One thing you have to say for Chinua Achebe’s Things Fall Apart is that he does not prettify tribal life. He shows how some people are condemned to outcast status by virtue of heredity, how twins are left out to die because they are taken to be some kind of evil cosmic mistake, and how Christianity offered a way to dignity for people abused by tribal custom. For good measure, the tribal society is also polygamous and the main character Okonkwo sometimes beats his wives, or at least one of them. Worst of all, an innocent young boy must die for a crime committed by a member of his tribe, in retributive justice. At the same time, Achebe does show that there was a certain logic and order and even beauty to tribal society, all of which will be greatly disturbed by the arrival of the British.

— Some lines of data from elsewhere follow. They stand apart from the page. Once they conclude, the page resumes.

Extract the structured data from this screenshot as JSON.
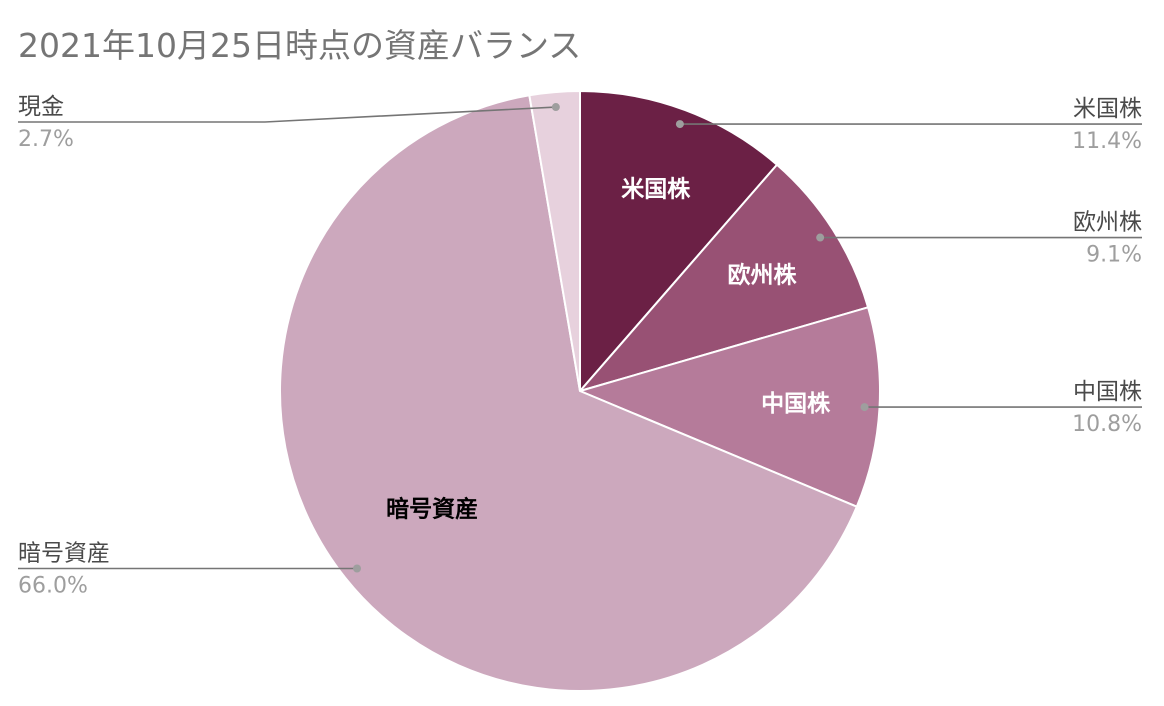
{
  "chart_data": {
    "type": "pie",
    "title": "2021年10月25日時点の資産バランス",
    "slices": [
      {
        "label": "米国株",
        "value": 11.4,
        "percent_label": "11.4%",
        "color": "#6b2045",
        "inner_label_color": "#ffffff"
      },
      {
        "label": "欧州株",
        "value": 9.1,
        "percent_label": "9.1%",
        "color": "#985174",
        "inner_label_color": "#ffffff"
      },
      {
        "label": "中国株",
        "value": 10.8,
        "percent_label": "10.8%",
        "color": "#b57b9a",
        "inner_label_color": "#ffffff"
      },
      {
        "label": "暗号資産",
        "value": 66.0,
        "percent_label": "66.0%",
        "color": "#cca8bd",
        "inner_label_color": "#000000"
      },
      {
        "label": "現金",
        "value": 2.7,
        "percent_label": "2.7%",
        "color": "#e7d1dd",
        "inner_label_color": "#000000"
      }
    ],
    "start_angle": "12 o'clock",
    "direction": "clockwise",
    "legend": "none",
    "outside_labels": [
      "right",
      "right",
      "right",
      "left",
      "left"
    ],
    "inner_labels_shown": [
      true,
      true,
      true,
      true,
      false
    ]
  }
}
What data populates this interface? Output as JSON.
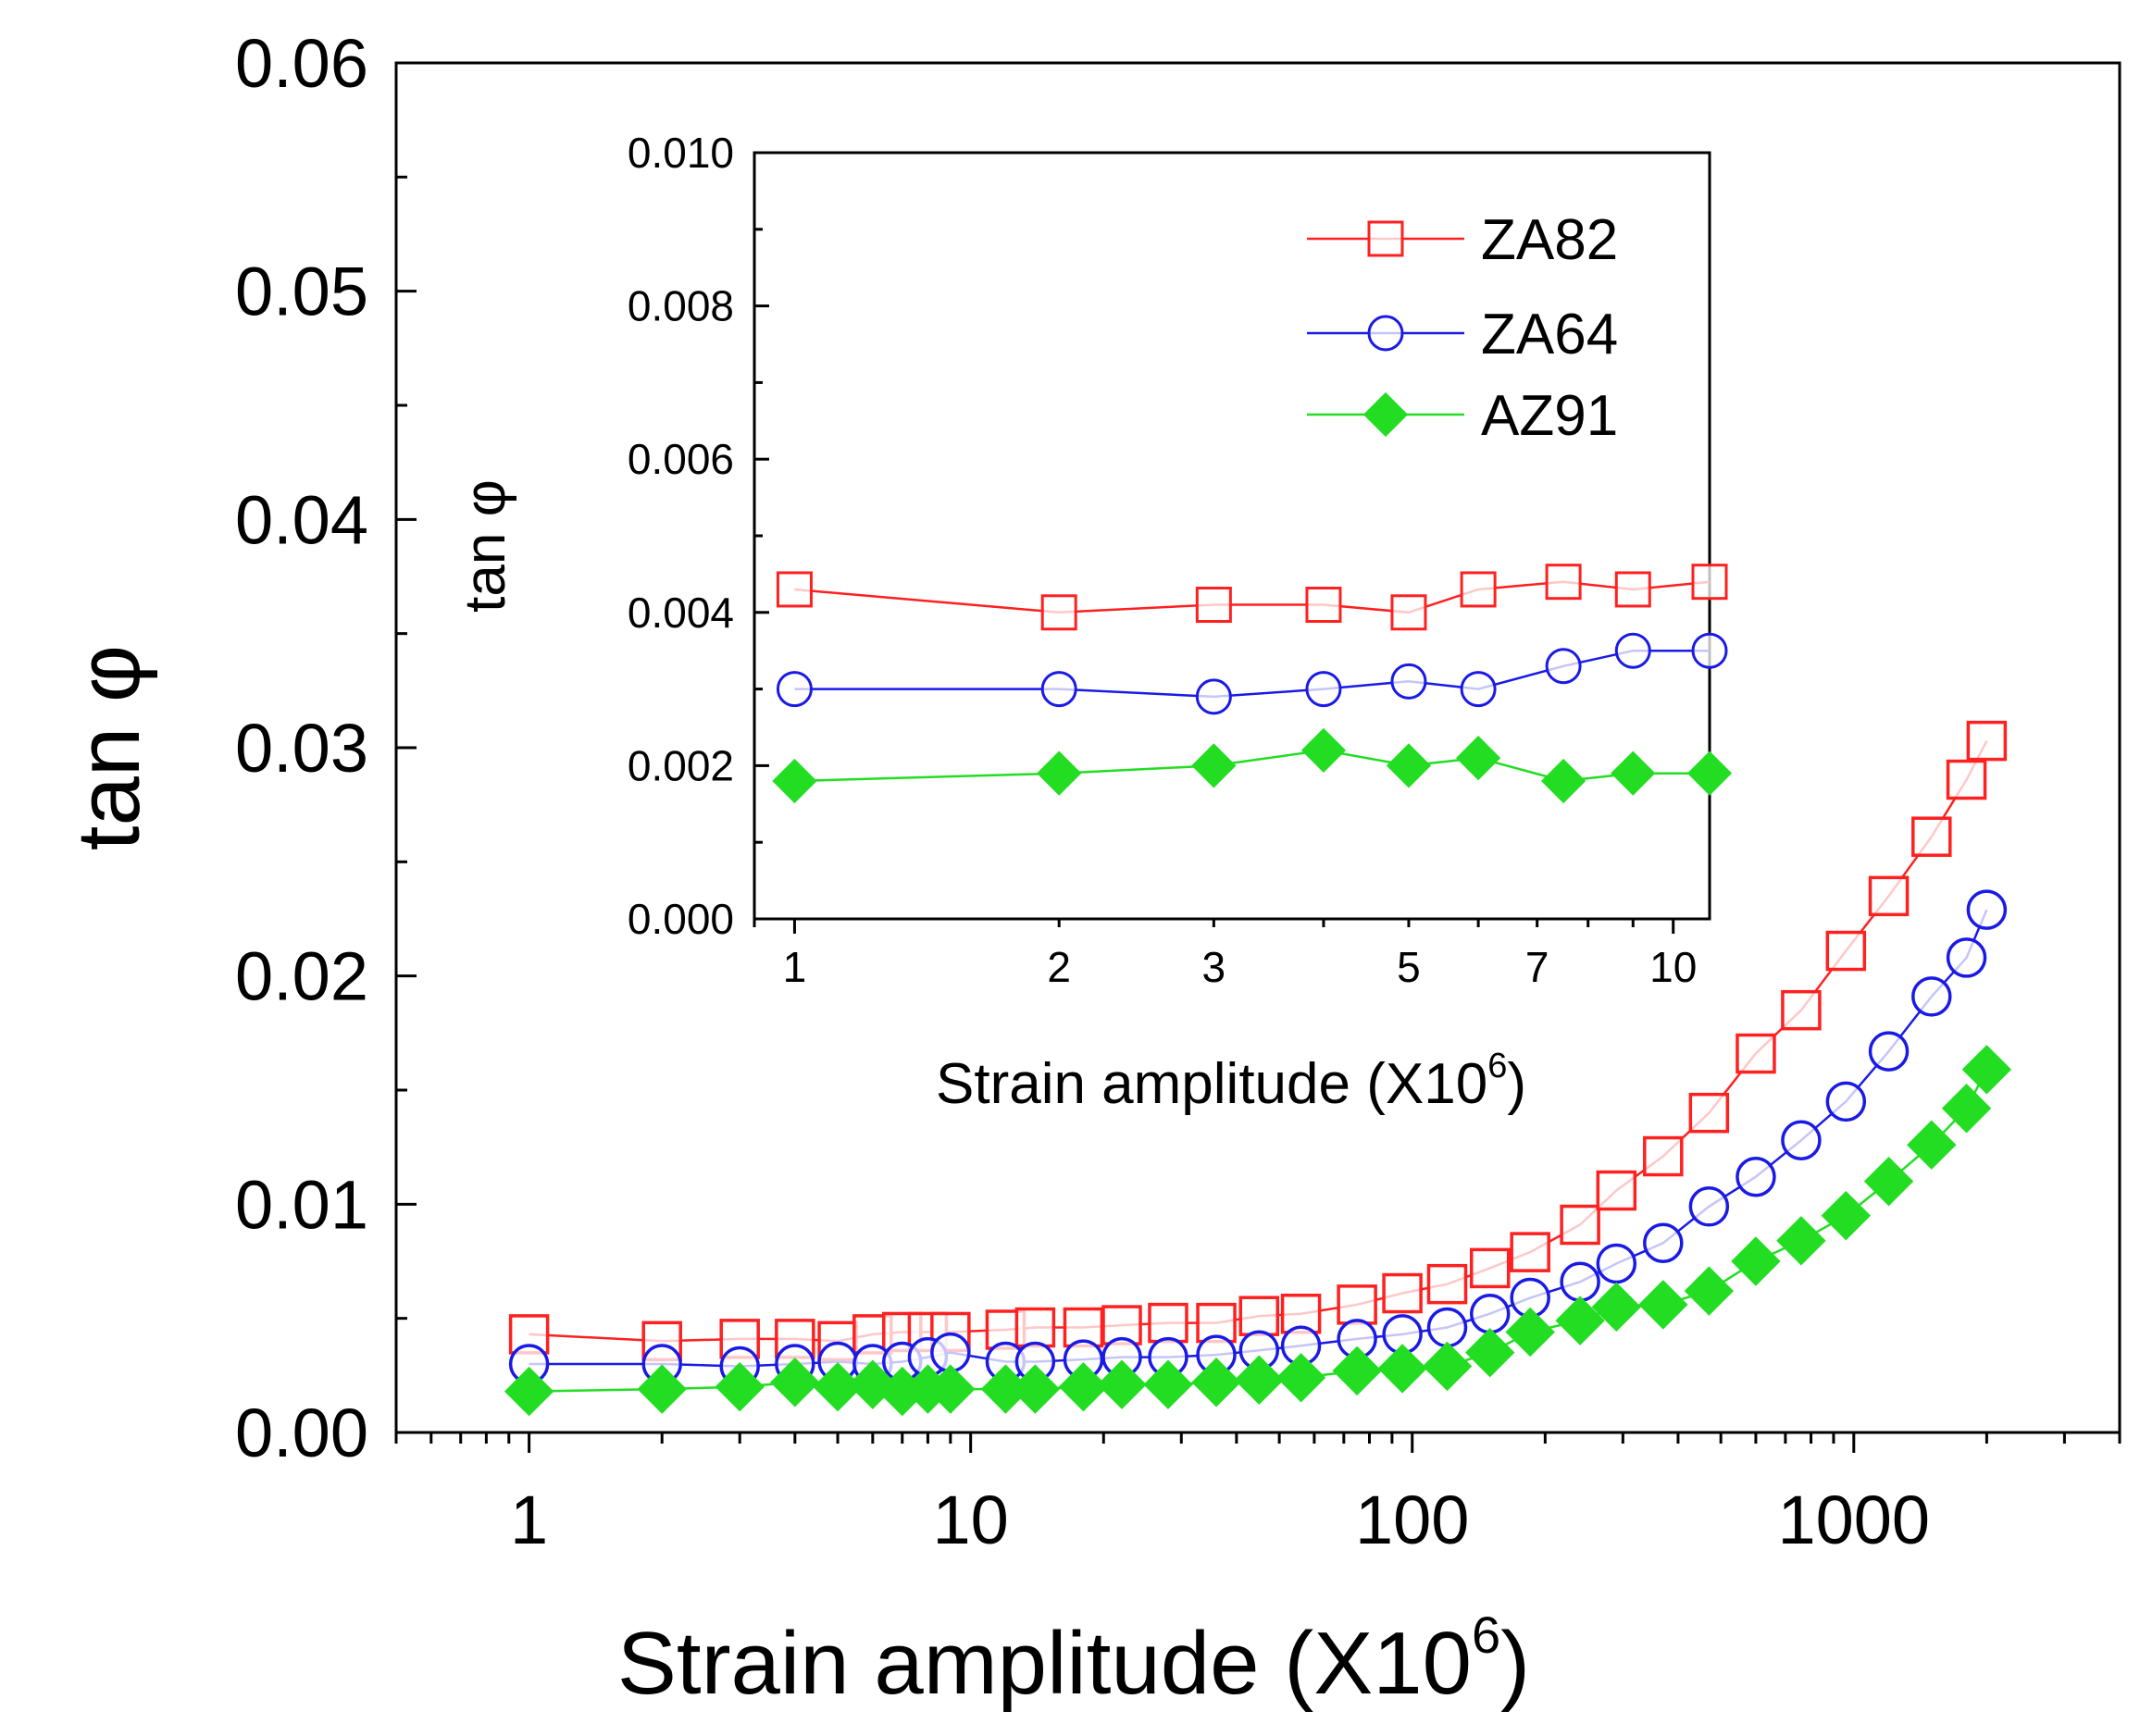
{
  "chart_data": [
    {
      "type": "scatter",
      "name": "main",
      "xscale": "log",
      "xlim": [
        0.5,
        4000
      ],
      "ylim": [
        0,
        0.06
      ],
      "xticks": [
        1,
        10,
        100,
        1000
      ],
      "xtick_labels": [
        "1",
        "10",
        "100",
        "1000"
      ],
      "yticks": [
        0,
        0.01,
        0.02,
        0.03,
        0.04,
        0.05,
        0.06
      ],
      "ytick_labels": [
        "0.00",
        "0.01",
        "0.02",
        "0.03",
        "0.04",
        "0.05",
        "0.06"
      ],
      "xlabel": "Strain amplitude (X10",
      "xlabel_sup": "6",
      "xlabel_end": ")",
      "ylabel": "tan φ",
      "series": [
        {
          "name": "ZA82",
          "color": "#ff2020",
          "marker": "square-open",
          "x": [
            1,
            2,
            3,
            4,
            5,
            6,
            7,
            8,
            9,
            12,
            14,
            18,
            22,
            28,
            36,
            45,
            56,
            75,
            95,
            120,
            150,
            185,
            240,
            290,
            370,
            470,
            600,
            760,
            960,
            1200,
            1500,
            1800,
            2000
          ],
          "y": [
            0.0043,
            0.004,
            0.0041,
            0.0041,
            0.004,
            0.0043,
            0.0044,
            0.0044,
            0.0044,
            0.0045,
            0.0046,
            0.0046,
            0.0047,
            0.0048,
            0.0048,
            0.0051,
            0.0052,
            0.0056,
            0.0061,
            0.0065,
            0.0072,
            0.0079,
            0.0091,
            0.0106,
            0.0121,
            0.014,
            0.0166,
            0.0185,
            0.0211,
            0.0235,
            0.0261,
            0.0286,
            0.0303
          ]
        },
        {
          "name": "ZA64",
          "color": "#1a1ae6",
          "marker": "circle-open",
          "x": [
            1,
            2,
            3,
            4,
            5,
            6,
            7,
            8,
            9,
            12,
            14,
            18,
            22,
            28,
            36,
            45,
            56,
            75,
            95,
            120,
            150,
            185,
            240,
            290,
            370,
            470,
            600,
            760,
            960,
            1200,
            1500,
            1800,
            2000
          ],
          "y": [
            0.003,
            0.003,
            0.0029,
            0.003,
            0.0031,
            0.003,
            0.0031,
            0.0033,
            0.0035,
            0.0031,
            0.0031,
            0.0032,
            0.0033,
            0.0033,
            0.0034,
            0.0036,
            0.0038,
            0.0041,
            0.0043,
            0.0046,
            0.0052,
            0.0059,
            0.0066,
            0.0074,
            0.0083,
            0.0099,
            0.0112,
            0.0128,
            0.0145,
            0.0167,
            0.0191,
            0.0208,
            0.0229
          ]
        },
        {
          "name": "AZ91",
          "color": "#22dd22",
          "marker": "diamond-filled",
          "x": [
            1,
            2,
            3,
            4,
            5,
            6,
            7,
            8,
            9,
            12,
            14,
            18,
            22,
            28,
            36,
            45,
            56,
            75,
            95,
            120,
            150,
            185,
            240,
            290,
            370,
            470,
            600,
            760,
            960,
            1200,
            1500,
            1800,
            2000
          ],
          "y": [
            0.0018,
            0.0019,
            0.002,
            0.0022,
            0.002,
            0.0021,
            0.0018,
            0.0019,
            0.0019,
            0.0019,
            0.0019,
            0.002,
            0.0021,
            0.0021,
            0.0022,
            0.0023,
            0.0024,
            0.0027,
            0.0028,
            0.0029,
            0.0035,
            0.0044,
            0.0049,
            0.0055,
            0.0056,
            0.0062,
            0.0075,
            0.0084,
            0.0095,
            0.011,
            0.0126,
            0.0142,
            0.0159
          ]
        }
      ]
    },
    {
      "type": "scatter",
      "name": "inset",
      "xscale": "log",
      "xlim": [
        0.9,
        11
      ],
      "ylim": [
        0,
        0.01
      ],
      "xticks": [
        1,
        2,
        3,
        5,
        7,
        10
      ],
      "xtick_labels": [
        "1",
        "2",
        "3",
        "5",
        "7",
        "10"
      ],
      "yticks": [
        0,
        0.002,
        0.004,
        0.006,
        0.008,
        0.01
      ],
      "ytick_labels": [
        "0.000",
        "0.002",
        "0.004",
        "0.006",
        "0.008",
        "0.010"
      ],
      "xlabel": "Strain amplitude (X10",
      "xlabel_sup": "6",
      "xlabel_end": ")",
      "ylabel": "tan φ",
      "legend_position": "top-right",
      "series": [
        {
          "name": "ZA82",
          "color": "#ff2020",
          "marker": "square-open",
          "x": [
            1,
            2,
            3,
            4,
            5,
            6,
            7.5,
            9,
            11
          ],
          "y": [
            0.0043,
            0.004,
            0.0041,
            0.0041,
            0.004,
            0.0043,
            0.0044,
            0.0043,
            0.0044
          ]
        },
        {
          "name": "ZA64",
          "color": "#1a1ae6",
          "marker": "circle-open",
          "x": [
            1,
            2,
            3,
            4,
            5,
            6,
            7.5,
            9,
            11
          ],
          "y": [
            0.003,
            0.003,
            0.0029,
            0.003,
            0.0031,
            0.003,
            0.0033,
            0.0035,
            0.0035
          ]
        },
        {
          "name": "AZ91",
          "color": "#22dd22",
          "marker": "diamond-filled",
          "x": [
            1,
            2,
            3,
            4,
            5,
            6,
            7.5,
            9,
            11
          ],
          "y": [
            0.0018,
            0.0019,
            0.002,
            0.0022,
            0.002,
            0.0021,
            0.0018,
            0.0019,
            0.0019
          ]
        }
      ]
    }
  ]
}
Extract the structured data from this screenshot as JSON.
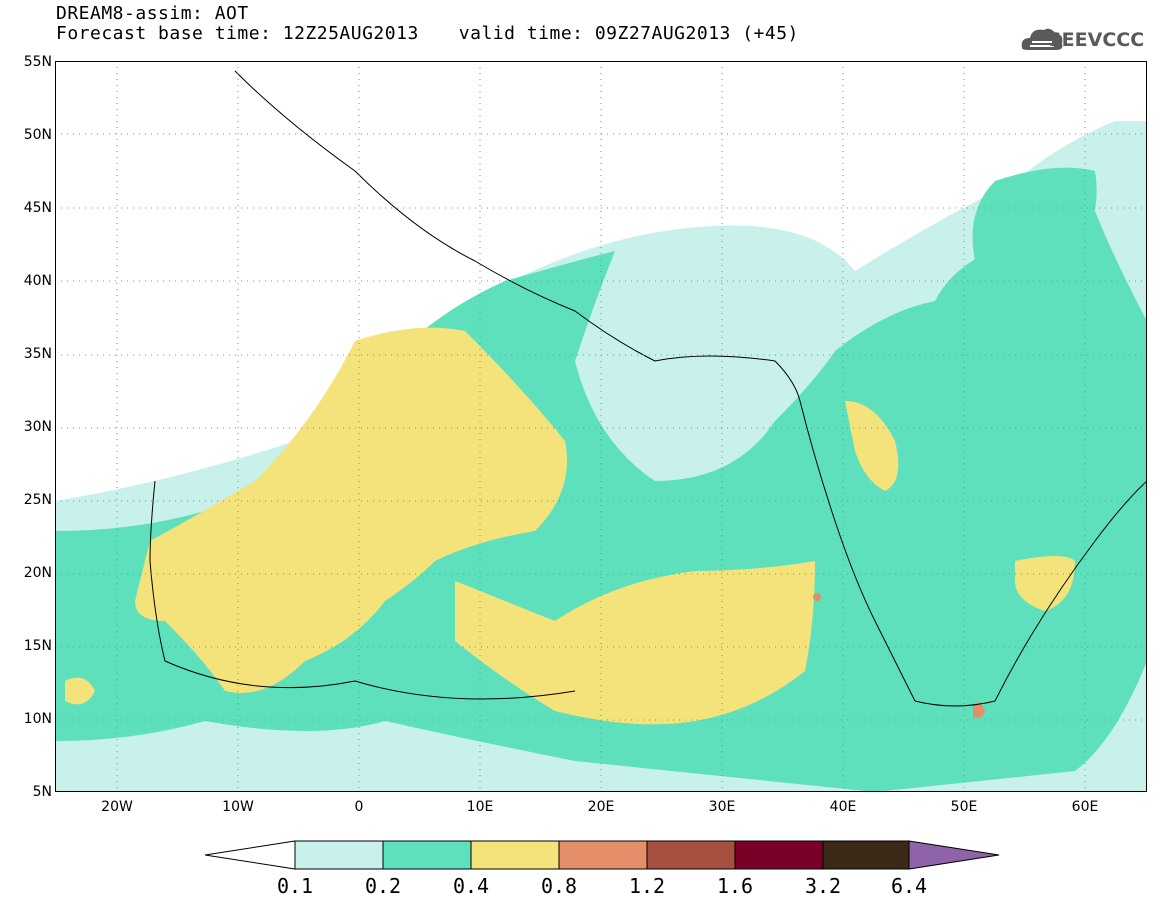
{
  "header": {
    "line1": "DREAM8-assim: AOT",
    "base_time_label": "Forecast base time: 12Z25AUG2013",
    "valid_time_label": "valid time: 09Z27AUG2013 (+45)"
  },
  "logo": {
    "text": "SEEVCCC"
  },
  "map": {
    "lat_labels": [
      "55N",
      "50N",
      "45N",
      "40N",
      "35N",
      "30N",
      "25N",
      "20N",
      "15N",
      "10N",
      "5N"
    ],
    "lon_labels": [
      "20W",
      "10W",
      "0",
      "10E",
      "20E",
      "30E",
      "40E",
      "50E",
      "60E"
    ]
  },
  "colorbar": {
    "levels": [
      "0.1",
      "0.2",
      "0.4",
      "0.8",
      "1.2",
      "1.6",
      "3.2",
      "6.4"
    ],
    "colors": [
      "#c7f1ea",
      "#5fe0bd",
      "#f4e37a",
      "#e48f6a",
      "#a85040",
      "#7a0028",
      "#3b2a18",
      "#8e63a8"
    ],
    "under_color": "#ffffff"
  }
}
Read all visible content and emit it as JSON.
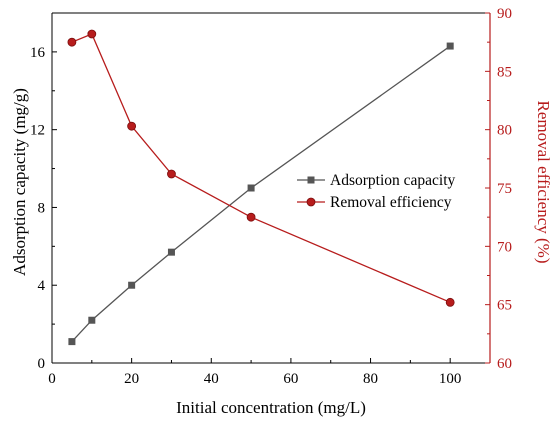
{
  "chart_data": {
    "type": "line",
    "xlabel": "Initial concentration (mg/L)",
    "ylabel_left": "Adsorption capacity (mg/g)",
    "ylabel_right": "Removal efficiency (%)",
    "xlim": [
      0,
      110
    ],
    "ylim_left": [
      0,
      18
    ],
    "ylim_right": [
      60,
      90
    ],
    "xticks": [
      0,
      20,
      40,
      60,
      80,
      100
    ],
    "yticks_left": [
      0,
      4,
      8,
      12,
      16
    ],
    "yticks_right": [
      60,
      65,
      70,
      75,
      80,
      85,
      90
    ],
    "grid": false,
    "legend_position": "center-right",
    "series": [
      {
        "name": "Adsorption capacity",
        "axis": "left",
        "marker": "square",
        "color": "#555555",
        "x": [
          5,
          10,
          20,
          30,
          50,
          100
        ],
        "y": [
          1.1,
          2.2,
          4.0,
          5.7,
          9.0,
          16.3
        ]
      },
      {
        "name": "Removal efficiency",
        "axis": "right",
        "marker": "circle",
        "color": "#b71c1c",
        "x": [
          5,
          10,
          20,
          30,
          50,
          100
        ],
        "y": [
          87.5,
          88.2,
          80.3,
          76.2,
          72.5,
          65.2
        ]
      }
    ],
    "colors": {
      "left_axis": "#000000",
      "right_axis": "#b71c1c"
    }
  }
}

Achebe continues his exposure of the African-European encounter in his next novel, No Longer at Ease, in which he shows how tribal customs and expectations persist even under colonial rule, and how a young man is expected by his tribe to gain boons for them once he is employed by the colonial government. This is the groundwork for the notorious corruption of modern African societies.
Achebe’s later novels deal with Africa after independence, and are just as honest about exposing the problems in African society and experiments with self-rule. Characters sometimes wish the British were back.
The title Things Fall Apart comes from Yeats and No Longer at Ease from Eliot. Achebe thus establishes a continuity with the Western novel.